Le même jour, l'après-midi, peu de temps après l'exécution, le bourreau vint au couvent des frères prêcheurs trouver frère Martin Ladvenu et moi. Il était tout frappé et ému d'une merveilleuse repentance et angoissante contrition. Dans son désespoir il redoutait de ne jamais obtenir de Dieu indulgence et pardon pour ce qu'il avait fait à cette sainte femme. «Je crains fort d'être, damné, nous disait-il, car j'ai brûlé une sainte.»
Ce même bourreau disait et affirmait que nonobstant l'huile, le soufre et le charbon qu'il avait appliqués contre les entrailles et le coeur de Jeanne, il n'avait pu venir à bout de consumer et réduire en cendres ni les entrailles ni le coeur. Il en était très perplexe, comme d'un miracle évident.
Je me trouvais là quand Jeanne sortit du château pour se rendre au lieu de son supplice. Il y avait environ cent
vingt hommes qui la conduisaient, ayant haches et glaives. Jeanne pleurait très fort. La compassion me prit. Je n'eus pas 1a force d'aller jusqu'au lieu du supplice.
J'ouïs dire que les Anglais avaient amené Jeanne à reprendre l'habit d'homme. On racontait que les habits de femme lui avaient été soustraits et les habits d'homme mis à la place: d'où cette conclusion qu'on l'avait injustement condamnée. J'assistai à la dernière prédication qui fut faite au Vieux-Marché, à Rouen, par maître Nicolas Midi, après laquelle Jeanne fut brûlée. Les fagots étaient tout prêts et Jeanne faisait de si pieuses lamentations et exclamations que beaucoup pleuraient. Quelques Anglais riaient; j'entendis Jeanne prononçant ces mots ou d'autres semblables: «Ha! Rouen! j'ay grant paour que tu ne ayes à souffrir de ma mort!» Un moment elle se mit à crier «Jésus» et à invoquer saint Michel. Puis elle expira dans les flammes.

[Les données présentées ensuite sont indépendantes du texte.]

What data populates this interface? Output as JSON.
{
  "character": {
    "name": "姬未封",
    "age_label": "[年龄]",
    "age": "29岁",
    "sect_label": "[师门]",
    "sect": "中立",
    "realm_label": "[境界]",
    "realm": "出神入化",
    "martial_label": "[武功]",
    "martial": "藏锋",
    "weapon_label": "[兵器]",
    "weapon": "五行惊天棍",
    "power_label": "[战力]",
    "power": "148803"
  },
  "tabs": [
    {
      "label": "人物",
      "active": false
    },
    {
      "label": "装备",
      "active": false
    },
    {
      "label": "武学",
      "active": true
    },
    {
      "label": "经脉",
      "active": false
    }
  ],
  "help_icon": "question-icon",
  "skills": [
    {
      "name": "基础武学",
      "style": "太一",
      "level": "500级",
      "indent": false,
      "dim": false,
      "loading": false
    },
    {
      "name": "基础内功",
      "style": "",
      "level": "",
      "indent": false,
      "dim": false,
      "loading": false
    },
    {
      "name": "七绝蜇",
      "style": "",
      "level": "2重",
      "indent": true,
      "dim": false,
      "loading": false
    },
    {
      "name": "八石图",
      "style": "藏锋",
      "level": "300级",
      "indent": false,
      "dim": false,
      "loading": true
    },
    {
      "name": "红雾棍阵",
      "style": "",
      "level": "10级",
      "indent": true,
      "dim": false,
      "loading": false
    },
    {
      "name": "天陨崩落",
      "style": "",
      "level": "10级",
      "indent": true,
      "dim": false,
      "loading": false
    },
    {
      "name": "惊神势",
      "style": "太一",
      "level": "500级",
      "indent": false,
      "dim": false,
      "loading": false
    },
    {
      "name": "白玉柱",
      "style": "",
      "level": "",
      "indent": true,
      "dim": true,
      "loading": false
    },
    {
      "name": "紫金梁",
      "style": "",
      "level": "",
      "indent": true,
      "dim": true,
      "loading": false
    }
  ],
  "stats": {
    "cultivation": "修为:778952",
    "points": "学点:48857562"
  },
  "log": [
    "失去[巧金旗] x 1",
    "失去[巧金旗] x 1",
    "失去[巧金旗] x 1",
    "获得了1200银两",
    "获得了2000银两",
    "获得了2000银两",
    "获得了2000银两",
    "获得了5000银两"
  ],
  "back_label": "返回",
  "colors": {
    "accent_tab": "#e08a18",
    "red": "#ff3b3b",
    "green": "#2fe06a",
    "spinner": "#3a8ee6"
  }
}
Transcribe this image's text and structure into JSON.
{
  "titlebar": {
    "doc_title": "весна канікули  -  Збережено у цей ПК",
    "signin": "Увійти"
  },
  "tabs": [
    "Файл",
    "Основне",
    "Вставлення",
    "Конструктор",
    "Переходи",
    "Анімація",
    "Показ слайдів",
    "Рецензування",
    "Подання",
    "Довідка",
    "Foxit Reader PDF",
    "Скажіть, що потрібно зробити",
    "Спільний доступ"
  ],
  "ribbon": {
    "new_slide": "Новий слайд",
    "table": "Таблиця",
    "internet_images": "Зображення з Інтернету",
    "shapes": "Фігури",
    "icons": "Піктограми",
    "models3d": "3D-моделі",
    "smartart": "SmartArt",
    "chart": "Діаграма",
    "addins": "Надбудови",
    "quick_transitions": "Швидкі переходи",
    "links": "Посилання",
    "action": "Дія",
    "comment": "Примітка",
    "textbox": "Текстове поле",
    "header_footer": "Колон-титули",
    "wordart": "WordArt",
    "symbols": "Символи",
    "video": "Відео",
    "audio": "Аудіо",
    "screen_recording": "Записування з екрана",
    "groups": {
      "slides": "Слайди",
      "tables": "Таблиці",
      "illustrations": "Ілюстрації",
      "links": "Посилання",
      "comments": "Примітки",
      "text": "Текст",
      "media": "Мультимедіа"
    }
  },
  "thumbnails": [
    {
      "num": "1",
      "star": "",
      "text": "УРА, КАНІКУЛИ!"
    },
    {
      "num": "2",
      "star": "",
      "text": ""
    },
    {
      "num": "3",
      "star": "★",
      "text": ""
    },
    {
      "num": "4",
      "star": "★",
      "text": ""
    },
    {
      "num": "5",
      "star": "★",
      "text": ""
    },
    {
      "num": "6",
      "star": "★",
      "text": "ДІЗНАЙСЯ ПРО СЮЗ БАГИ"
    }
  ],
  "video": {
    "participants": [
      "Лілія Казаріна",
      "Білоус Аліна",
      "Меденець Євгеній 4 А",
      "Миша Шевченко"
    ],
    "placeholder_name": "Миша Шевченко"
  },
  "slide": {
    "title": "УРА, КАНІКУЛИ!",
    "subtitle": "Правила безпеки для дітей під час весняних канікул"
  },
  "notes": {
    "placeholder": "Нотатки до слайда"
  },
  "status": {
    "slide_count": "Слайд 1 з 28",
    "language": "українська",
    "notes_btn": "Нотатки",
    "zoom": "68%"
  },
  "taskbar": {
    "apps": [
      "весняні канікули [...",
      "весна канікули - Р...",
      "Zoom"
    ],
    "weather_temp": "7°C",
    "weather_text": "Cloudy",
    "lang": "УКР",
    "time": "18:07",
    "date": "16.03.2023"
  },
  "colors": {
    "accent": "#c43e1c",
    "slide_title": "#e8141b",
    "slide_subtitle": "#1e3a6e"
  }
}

J'ouïs dire en ce temps-là que le jour ou il vit Jeanne condamnée à mort, Loyseleur eut le coeur torturé par le remords et voulut monter sur la charrette pour crier pardon à Jeanne. Cela indigna les nombreux Anglais présents, si bien que sans l'intervention du comte de Warwick, Loyseleur eût été tué. Le comte enjoignit à Loyseleur de sortir de Rouen au plus vite s'il tenait à la vie.
Maître Pierre Morice visita Jeanne dès le matin avant qu'on la conduisît au prêche du Vieux-Marché. «Maître Pierre, lui dit-elle, où serai-je ce soir? - N'avez-vous pas banne espérance dans le Seigneur? répondit maître Pierre. - Oui, reprit-elle. Dieu aidant je serai en paradis.» Maître Pierre m'a raconté cela.
Quand Jeanne vit mettre le feu au bûcher, elle se mit à crier d'une voix forte: JÉSUS! et toujours, jusqu'à son trépas, cria: JÉSUS!
Une fois morte, les Anglais, redoutant qu'on ne fît courir le bruit qu'elle s'était échappée, ordonnèrent au bourreau d'écarter un peu les flammes pour que les assistants la pussent voir morte.
Pendant l'exécution, maître Jean Alépée, alors chanoine de Rouen, était à mes côtés. Il pleurait que c'était merveille et je lui entendis dire: «Plut à Dieu que mon âme fût au lieu oùje crois être l'âme de cette femme.»
Jeanne fut bientôt estainte et sa robe toute arse (toute brûlée); et fut veue de tout le peuple-toutte nue et tous les secrets qui peu[v]ent être ou doibvent en femme, pour aster les doubtes du peuple. Et quand ils l'[eu]rent assez à leur gré veue, toutte morte, le bourrel remist le feu grant sur sa p[a]u[v]re charongne qui tantôt fut toutte comburée et os et cha[i]r mis en cendre.